The work of wildlife conservation has always been about much more than animals. In the late 1980s, that prompted internal sturm and drang over the organization’s name. It stood to reason that since so much of World Wildlife Fund’s work was about people and places that a more accurate name would be better.

That gave rise to a new, “improved” moniker: “World Wide Fund for Nature.” The new name let the international network keep the WWF logo but now the name more precisely reflected the breadth of the organization’s work.

Probably you’ve never heard of “World Wide Fund for Nature.” Here’s why: The US section refused to go along. WWF-US remained World Wildlife Fund. The ensuing fracas over American recalcitrance went on for years.

The US folks were right. Attachment to the name among its supporters was strong. One direct mail fundraising test using the proposed new name suggested that the change would cost WWF-US a million dollars a year in lost income.

Focus groups afforded a glimpse of what was going on. Members love wildlife – it’s an evocative word that conjures teeming herds of wildebeest on the savanna, tigers stalking jungle prey, or the iconic panda, sitting like a Buddha and munching on bamboo.

The word “nature,” on the other hand is an abstraction. It evokes…nothing really.

The more fundamental mistake some of the WWF folks made, one made with sad frequency to this day, is subscribing to the notion that a name, or a logo, or a tagline, or any other brand attribute is supposed to make logical sense. Neurologist Antonio Damasio calls them somatic markers –  those familiar images, labels, faces or even tunes that trigger an automatic sequence of thoughts and feelings, bypassing the “thinking” brain completely. Good branding is about picking strong somatic markers.

This brings us back to those three words. They describe a syndrome that is the one true bane of good communications. It has led to horrible name changes by some and hieroglyphic new logos by others that need a treatise to deconstruct. It sired the WWF name wars.

If you can counteract this phenomenon your marketing and communications will evolve exponentially. Promise.

Here it is, the fatal flaw in most organizational branding decisions, in three words:

Fear of Feelings.

We non-profit folks are abnormally cerebral creatures. We believe to a pathological degree in the power of logic and reason. With brand attributes in particular, logic and reason are not our friends. It’s about engaging passion, empathy, moral outrage, courage and love. It’s about poetry, not prose.
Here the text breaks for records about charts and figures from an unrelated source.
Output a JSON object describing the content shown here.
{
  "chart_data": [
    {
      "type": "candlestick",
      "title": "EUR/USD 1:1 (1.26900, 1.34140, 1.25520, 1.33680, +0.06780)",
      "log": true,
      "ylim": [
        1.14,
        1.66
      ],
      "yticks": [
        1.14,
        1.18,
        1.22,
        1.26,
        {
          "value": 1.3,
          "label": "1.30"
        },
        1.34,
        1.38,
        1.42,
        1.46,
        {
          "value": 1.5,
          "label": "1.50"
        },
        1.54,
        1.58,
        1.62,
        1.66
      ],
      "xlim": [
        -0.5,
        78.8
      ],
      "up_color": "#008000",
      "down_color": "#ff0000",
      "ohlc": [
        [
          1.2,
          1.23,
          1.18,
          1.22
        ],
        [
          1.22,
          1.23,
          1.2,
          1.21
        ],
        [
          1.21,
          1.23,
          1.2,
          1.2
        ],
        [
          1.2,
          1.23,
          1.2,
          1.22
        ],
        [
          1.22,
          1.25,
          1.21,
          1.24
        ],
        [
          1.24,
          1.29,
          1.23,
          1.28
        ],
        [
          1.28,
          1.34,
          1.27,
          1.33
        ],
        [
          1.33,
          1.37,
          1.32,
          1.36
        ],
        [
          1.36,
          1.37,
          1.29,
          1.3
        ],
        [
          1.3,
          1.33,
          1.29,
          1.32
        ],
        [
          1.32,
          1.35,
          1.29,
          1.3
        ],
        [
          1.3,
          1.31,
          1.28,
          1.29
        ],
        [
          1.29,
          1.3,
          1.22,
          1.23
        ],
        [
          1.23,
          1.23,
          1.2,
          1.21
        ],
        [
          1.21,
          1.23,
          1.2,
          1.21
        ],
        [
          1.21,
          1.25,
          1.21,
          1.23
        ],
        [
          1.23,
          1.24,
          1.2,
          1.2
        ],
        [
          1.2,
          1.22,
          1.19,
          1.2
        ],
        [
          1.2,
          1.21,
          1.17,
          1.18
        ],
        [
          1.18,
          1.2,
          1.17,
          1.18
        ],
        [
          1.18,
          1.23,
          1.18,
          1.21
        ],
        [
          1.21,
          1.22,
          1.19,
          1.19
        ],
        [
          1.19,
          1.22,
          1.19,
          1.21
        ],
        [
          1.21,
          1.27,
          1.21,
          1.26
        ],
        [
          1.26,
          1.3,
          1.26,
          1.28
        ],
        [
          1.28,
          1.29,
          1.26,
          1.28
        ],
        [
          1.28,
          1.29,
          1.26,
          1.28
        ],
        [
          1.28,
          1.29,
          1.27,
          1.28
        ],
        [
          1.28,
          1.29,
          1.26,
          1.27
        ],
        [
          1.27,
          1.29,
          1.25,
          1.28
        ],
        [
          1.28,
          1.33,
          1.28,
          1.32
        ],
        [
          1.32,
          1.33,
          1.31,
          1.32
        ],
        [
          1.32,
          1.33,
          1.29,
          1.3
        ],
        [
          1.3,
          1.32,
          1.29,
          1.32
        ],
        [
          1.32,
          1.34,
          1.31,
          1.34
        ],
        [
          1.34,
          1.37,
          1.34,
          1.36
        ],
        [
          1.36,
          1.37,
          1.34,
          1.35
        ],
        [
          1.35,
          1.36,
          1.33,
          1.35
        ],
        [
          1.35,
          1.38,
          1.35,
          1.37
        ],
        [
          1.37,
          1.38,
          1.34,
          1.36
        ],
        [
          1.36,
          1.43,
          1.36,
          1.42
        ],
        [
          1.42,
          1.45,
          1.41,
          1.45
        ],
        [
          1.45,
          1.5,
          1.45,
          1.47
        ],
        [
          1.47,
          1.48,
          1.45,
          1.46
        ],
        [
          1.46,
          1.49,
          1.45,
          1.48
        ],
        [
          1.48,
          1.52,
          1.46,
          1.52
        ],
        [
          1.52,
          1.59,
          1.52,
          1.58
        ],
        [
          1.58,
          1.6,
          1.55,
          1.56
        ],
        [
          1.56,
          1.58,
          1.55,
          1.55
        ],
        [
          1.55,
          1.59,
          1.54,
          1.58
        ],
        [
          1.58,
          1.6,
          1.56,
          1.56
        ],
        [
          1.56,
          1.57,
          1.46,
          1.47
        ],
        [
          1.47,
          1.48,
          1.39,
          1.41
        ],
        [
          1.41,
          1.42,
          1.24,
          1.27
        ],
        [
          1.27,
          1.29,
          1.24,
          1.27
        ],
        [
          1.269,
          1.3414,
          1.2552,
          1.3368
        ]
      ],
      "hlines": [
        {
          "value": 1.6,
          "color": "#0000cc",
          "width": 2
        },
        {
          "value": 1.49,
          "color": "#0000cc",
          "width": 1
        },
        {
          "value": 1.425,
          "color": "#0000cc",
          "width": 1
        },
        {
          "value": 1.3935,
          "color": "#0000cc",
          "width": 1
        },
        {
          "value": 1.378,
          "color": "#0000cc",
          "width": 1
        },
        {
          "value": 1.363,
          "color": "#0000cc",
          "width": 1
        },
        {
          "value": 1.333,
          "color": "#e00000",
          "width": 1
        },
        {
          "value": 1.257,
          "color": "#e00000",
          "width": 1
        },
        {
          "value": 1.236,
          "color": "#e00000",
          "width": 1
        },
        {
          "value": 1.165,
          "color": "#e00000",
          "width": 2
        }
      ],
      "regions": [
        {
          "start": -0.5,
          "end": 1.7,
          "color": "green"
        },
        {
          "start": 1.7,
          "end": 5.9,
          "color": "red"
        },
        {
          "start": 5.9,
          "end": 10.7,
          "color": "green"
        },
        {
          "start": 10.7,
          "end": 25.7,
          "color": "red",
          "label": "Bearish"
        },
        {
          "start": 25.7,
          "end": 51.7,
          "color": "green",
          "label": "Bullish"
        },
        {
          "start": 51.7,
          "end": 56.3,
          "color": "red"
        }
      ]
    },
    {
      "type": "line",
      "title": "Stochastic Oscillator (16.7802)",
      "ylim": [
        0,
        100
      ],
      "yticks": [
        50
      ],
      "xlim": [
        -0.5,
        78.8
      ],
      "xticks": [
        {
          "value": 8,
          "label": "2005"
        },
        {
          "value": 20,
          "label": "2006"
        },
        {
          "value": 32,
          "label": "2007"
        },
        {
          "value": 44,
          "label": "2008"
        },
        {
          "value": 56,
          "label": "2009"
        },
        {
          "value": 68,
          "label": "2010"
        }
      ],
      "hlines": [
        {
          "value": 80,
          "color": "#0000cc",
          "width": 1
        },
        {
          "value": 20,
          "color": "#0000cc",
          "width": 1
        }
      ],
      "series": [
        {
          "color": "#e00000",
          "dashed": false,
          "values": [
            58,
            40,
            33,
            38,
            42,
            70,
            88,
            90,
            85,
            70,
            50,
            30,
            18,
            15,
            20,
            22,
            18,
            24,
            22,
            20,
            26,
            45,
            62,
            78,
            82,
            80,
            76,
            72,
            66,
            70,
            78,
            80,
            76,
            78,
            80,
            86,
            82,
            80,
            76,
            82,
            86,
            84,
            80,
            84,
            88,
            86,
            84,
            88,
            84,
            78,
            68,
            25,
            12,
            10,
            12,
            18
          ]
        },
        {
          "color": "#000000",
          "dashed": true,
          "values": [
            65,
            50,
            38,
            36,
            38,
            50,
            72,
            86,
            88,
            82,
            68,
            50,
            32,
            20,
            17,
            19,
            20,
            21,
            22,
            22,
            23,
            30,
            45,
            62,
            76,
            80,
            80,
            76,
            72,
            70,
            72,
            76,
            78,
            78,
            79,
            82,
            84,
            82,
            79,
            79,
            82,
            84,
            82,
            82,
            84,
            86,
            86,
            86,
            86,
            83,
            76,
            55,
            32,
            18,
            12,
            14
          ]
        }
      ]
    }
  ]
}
WWF is far from alone in journeying down this rabbit hole. Just this year, a well-respected conservation organization, the Point Reyes Bird Observatory (PRBO) – has decided to change its name to the opaque and abstract “Point Blue Conservation Science.”

Time will tell whether this name change helps or hurts, but history is not encouraging. Point Reyes is a place – close your eyes and you can almost see the waves crashing against the rocky outcrops and hear the symphony of sea lions and gulls competing for attention.

I am honestly not sure what a “bird observatory” is, but it sure is evocative. And birds are cool.

Jewish Funds for Justice unleashed an almost equally incomprehensible name change in 2011. They are now called “Bend the Arc.”

The question should not be “what are they thinking?” The question should be “why are they thinking?”

Should an organization never change its name or logo? There are instances where changes make sense, but they are rare. And if there is to be a change, it’s critical to pay less attention to what people think of the new name.

The key thing is always how they feel about it.